Dynamic Constraint Modification

# Start with basic constraints
randomizer = FlexRandomizer({
    'delay': ([(0, 5)], [1.0]),
    'enable': [True, False]
})

# Modify constraints based on test phase
def setup_phase():
    randomizer.set_sequence('delay', [10, 15, 20])  # Slow during setup
    randomizer.set_sequence('enable', [True])       # Always enabled

def test_phase():
    randomizer.reset_to_random('delay')             # Random during test
    randomizer.reset_to_random('enable')            # Random enable

def cleanup_phase():
    randomizer.set_sequence('delay', [0, 0, 0, 5])  # Mostly fast cleanup
    randomizer.set_sequence('enable', [False])      # Always disabled

Statistical Analysis

def analyze_randomizer_distribution(randomizer, field_name, num_samples=10000):
    """Analyze the distribution of a randomized field"""
    samples = []
    for _ in range(num_samples):
        values = randomizer.next()
        samples.append(values[field_name])

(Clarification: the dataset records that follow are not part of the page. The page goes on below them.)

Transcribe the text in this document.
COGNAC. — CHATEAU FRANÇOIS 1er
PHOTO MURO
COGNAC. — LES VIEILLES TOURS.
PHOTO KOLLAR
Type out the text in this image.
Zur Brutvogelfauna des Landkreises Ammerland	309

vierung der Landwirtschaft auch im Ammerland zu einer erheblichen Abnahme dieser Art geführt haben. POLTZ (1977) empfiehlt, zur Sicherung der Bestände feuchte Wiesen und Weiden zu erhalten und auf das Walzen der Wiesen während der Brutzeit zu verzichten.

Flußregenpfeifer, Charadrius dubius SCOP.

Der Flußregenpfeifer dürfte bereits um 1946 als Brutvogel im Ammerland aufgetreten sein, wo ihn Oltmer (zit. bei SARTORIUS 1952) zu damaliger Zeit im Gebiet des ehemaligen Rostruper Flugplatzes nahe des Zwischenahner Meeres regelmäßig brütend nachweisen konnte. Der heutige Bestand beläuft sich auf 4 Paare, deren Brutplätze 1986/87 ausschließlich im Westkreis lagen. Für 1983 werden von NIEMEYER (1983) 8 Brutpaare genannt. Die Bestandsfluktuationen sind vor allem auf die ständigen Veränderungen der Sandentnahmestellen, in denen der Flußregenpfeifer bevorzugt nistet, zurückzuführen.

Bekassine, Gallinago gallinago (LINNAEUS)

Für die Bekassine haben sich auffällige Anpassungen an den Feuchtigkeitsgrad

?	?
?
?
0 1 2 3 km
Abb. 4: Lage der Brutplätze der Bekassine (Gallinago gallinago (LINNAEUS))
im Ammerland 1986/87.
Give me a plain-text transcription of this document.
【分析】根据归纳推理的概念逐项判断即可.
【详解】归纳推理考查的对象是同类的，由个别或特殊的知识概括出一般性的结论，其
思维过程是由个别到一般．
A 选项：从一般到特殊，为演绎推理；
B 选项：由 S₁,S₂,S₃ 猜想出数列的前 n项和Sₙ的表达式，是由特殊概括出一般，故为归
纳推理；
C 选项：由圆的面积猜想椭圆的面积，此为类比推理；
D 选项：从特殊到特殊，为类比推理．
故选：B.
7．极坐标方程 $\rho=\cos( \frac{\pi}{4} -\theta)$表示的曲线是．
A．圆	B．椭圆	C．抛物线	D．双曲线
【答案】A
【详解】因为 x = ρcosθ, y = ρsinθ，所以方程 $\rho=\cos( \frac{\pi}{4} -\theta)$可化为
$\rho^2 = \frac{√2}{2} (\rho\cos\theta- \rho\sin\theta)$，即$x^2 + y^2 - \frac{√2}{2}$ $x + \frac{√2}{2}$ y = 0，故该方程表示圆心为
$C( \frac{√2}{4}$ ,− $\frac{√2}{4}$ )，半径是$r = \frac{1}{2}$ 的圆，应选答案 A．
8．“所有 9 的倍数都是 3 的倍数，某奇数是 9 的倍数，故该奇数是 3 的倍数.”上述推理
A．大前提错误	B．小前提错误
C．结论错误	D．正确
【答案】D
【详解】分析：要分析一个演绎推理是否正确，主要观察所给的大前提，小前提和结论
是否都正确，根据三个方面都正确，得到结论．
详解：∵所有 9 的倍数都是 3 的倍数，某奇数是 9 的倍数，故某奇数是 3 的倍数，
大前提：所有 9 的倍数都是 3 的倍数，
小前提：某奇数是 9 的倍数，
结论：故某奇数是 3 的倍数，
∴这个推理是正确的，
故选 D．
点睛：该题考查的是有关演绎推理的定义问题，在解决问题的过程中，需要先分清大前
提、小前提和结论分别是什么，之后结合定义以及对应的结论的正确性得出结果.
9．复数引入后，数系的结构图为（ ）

    # Calculate statistics
    from collections import Counter
    distribution = Counter(samples)

    stats = {
        'samples': num_samples,
        'unique_values': len(distribution),
        'min_value': min(samples),
        'max_value': max(samples),
        'distribution': dict(distribution),
        'most_common': distribution.most_common(5)
    }

    return stats

# Usage
constraints = {'test_field': ([(0, 5), (10, 15)], [0.7, 0.3])}
randomizer = FlexRandomizer(constraints)
stats = analyze_randomizer_distribution(randomizer, 'test_field')
print(f"Distribution analysis: {stats}")

Best Practices

1. Validate Constraints Early

Always validate your constraints when creating the randomizer:

try:
    randomizer = FlexRandomizer(constraints)
except ConstraintValidationError as e:
    log.error(f"Invalid constraints: {e}")
    # Fix constraints and retry

2. Use Meaningful Field Names

Choose descriptive names that indicate purpose:

constraints = {
    'setup_delay_cycles': ([(0, 5), (10, 20)], [0.8, 0.2]),
    'data_valid_probability': ([(0.7, 0.9)], [1.0]),
    'burst_transfer_length': [1, 2, 4, 8, 16]
}

3. Document Complex Generators

Add clear documentation for function generators:

def address_alignment_generator(current_values):
    """
    Generate aligned addresses based on transfer size.
    Ensures addresses are properly aligned for the given transfer size.
    """
    transfer_size = current_values.get('transfer_size', 4)
    base_addr = random.randint(0x1000, 0x8000)
    return (base_addr // transfer_size) * transfer_size

constraints = {
    'transfer_size': [1, 2, 4, 8],
    'address': address_alignment_generator
}

4. Handle Dependencies Carefully

When using dependent generators, handle missing dependencies gracefully:

def safe_dependent_generator(current_values):
    base_value = current_values.get('base_field', 0)  # Default to 0
    if base_value > 10:
        return base_value * 2
    else:
        return base_value + random.randint(1, 5)

5. Use Type Checking

Validate generator return types when possible:

def validated_generator(current_values):
    result = some_complex_calculation(current_values)
    assert isinstance(result, int), f"Expected int, got {type(result)}"
    assert 0 <= result <= 1000, f"Result {result} out of valid range"
    return result

FlexRandomizer provides a powerful foundation for complex verification scenarios while maintaining simplicity for basic use cases. Its thread-safe design and comprehensive error handling make it suitable for both simple scripts and large-scale parallel verification environments.